City of crime, un poliziesco/noir degno di nota
Il protagonista di Black Panther, i produttori di Avengers: Endgame ed il regista della serie TV Luther e di alcuni episodi chiave di Boardwalk Empire e Il trono di spade: con questo trio, City of Crime, titolo originale 21 Bridges, non poteva che essere un film riuscito.
Riuscito perché è un abile mix di azione e dramma, di attualità e spettacolarizzazione.
Riuscito perché delinea con cura il limite, spesso oscuro e controverso, tra vittima e carnefice, svelando a poco a poco sfaccettature inaspettate. E sono proprio i risvolti inattesi a tenere lo spettatore incollato alla poltrona, regalando un'ora e mezza di film di genere come non se ne vedeva da un po': di quelli che oltre alle sparatorie e alle scazzottate, nascondono una sottotrama audace, attuale e perché no, anche politicamente impegnata ed incanalata verso una precisa direzione.
Riuscito, anche, grazie all'ottimo cast composto non soltanto da Chadwick Boseman – un filino poco espressivo – ma anche da Sienna Miller, J.K. Simmons, Taylor Kitsch e il bravissimo Stephan James, visto nei recenti Se la strada potesse parlare e Race – Il colore della vittoria.
Diretto da Brian Kirk, il film racconta una rapina finita con la morte di diversi poliziotti, cui segue un'indagine senza tregua né sconti, coordinata dal detective Andre Davis il quale, costretto a drastiche soluzioni, fa chiudere tutti e ventuno i ponti di Manhattan, per imprigionare i fuggitivi all'interno dell'isola. Un'idea cinematograficamente valida, che ha solleticato tanto il protagonista quanto il regista: “Ci sono 21 ponti a Manhattan, li sbarriamo. Isoliamo treni e metro. E poi inondiamo l'isola di blu”; una trovata indubbiamente esaltante e narrativamente efficace, per una caccia all'uomo degna di nota.
Gli stessi produttori, per raggiungere il livello massimo di realismo della vicenda, hanno fatto sì che l'intero cast potesse avvalersi dell'aiuto di due agenti della polizia di New York in pensione.
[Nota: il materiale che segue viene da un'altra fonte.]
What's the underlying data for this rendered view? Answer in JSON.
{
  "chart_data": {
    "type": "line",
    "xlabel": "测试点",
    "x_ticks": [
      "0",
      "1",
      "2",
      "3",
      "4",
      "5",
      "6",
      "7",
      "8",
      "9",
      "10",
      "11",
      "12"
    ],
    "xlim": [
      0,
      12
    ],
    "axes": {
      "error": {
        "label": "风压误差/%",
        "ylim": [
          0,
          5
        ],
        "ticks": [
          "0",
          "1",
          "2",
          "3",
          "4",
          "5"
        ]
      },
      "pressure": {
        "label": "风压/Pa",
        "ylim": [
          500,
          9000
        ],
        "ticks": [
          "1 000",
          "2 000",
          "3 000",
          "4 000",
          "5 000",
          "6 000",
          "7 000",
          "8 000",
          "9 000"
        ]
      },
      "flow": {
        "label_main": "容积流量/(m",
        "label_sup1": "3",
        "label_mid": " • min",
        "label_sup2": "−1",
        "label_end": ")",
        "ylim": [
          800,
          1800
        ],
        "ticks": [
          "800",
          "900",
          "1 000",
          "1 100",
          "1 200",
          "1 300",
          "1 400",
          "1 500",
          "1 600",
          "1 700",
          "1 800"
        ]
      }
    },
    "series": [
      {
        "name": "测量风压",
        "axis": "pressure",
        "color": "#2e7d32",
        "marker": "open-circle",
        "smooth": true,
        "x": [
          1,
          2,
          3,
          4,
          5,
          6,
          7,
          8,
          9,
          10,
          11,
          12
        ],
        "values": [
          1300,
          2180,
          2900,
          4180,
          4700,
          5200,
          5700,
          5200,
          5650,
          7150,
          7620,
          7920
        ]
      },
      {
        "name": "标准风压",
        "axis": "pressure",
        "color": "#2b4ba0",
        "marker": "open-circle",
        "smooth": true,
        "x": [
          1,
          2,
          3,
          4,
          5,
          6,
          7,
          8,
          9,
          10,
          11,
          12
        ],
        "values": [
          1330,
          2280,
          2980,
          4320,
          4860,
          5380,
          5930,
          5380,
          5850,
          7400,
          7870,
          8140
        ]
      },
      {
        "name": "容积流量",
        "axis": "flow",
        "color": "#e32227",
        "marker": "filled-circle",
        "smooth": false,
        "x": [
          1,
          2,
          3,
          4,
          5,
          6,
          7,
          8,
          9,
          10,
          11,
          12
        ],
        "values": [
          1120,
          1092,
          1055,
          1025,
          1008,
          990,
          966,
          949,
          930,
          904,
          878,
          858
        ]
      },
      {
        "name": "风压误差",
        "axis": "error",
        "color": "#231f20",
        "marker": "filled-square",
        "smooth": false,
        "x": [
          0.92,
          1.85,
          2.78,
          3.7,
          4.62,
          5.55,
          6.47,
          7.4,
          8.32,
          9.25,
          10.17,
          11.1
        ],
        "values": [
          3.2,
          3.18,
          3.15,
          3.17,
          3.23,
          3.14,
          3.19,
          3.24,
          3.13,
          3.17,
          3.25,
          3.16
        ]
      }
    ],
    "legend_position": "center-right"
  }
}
A loro gli attori ed il regista si sono rivolti costantemente per conoscere dinamiche, comportamenti, posizioni durante le sparatorie e via dicendo: i due agenti hanno letteralmente addestrato gli attori affinché sembrassero veri poliziotti e veri criminali – per preparare questi ultimi è intervenuta anche la SWAT che ha lavorato sulla tattica – facendo loro sparare fino a 500 munizioni al giorno.
Ambientato nella Grande Mela, il film è stato girato a Philadelphia, nel cui centro lo scenografo Greg Berry ha ricreato alla perfezione un incrocio di Brooklyn, coadiuvato dal direttore della fotografia Paul Cameron che, sfruttando l'ambientazione notturna, ha ammantato le immagini dell'atmosfera newyorkese così tipica e fumosa, quella che richiama alla mente alcuni tra i must del genere, in primis Il braccio violento della legge. Kirk poi, mettendoci del suo, ha condito il tutto con suggestive e spettacolari riprese dall'alto della reale Manhattan, dei suoi ponti, protagonisti assoluti del film, e delle sue strade trafficate, sfruttando lo sfavillio notturno prima e la luce chiara e soffusa dell'alba poi.
City of crime, la città del crimine, dove il crimine stesso si trova nel mezzo, in un limbo di cui fanno parte poliziotti e assassini; un limbo la cui nebbia deve essere dipanata per fare finalmente luce sulla verità. Una verità scomoda, di quelle che non dovrebbero mai uscire allo scoperto.
Tecnicamente valido e accattivante, dotato di un ritmo coinvolgente e di un montaggio sincopato che non lascia tregua allo spettatore. Un film di genere decisamente riuscito, ambientato nella città che da sempre si presta al poliziesco e al noir: provare per credere.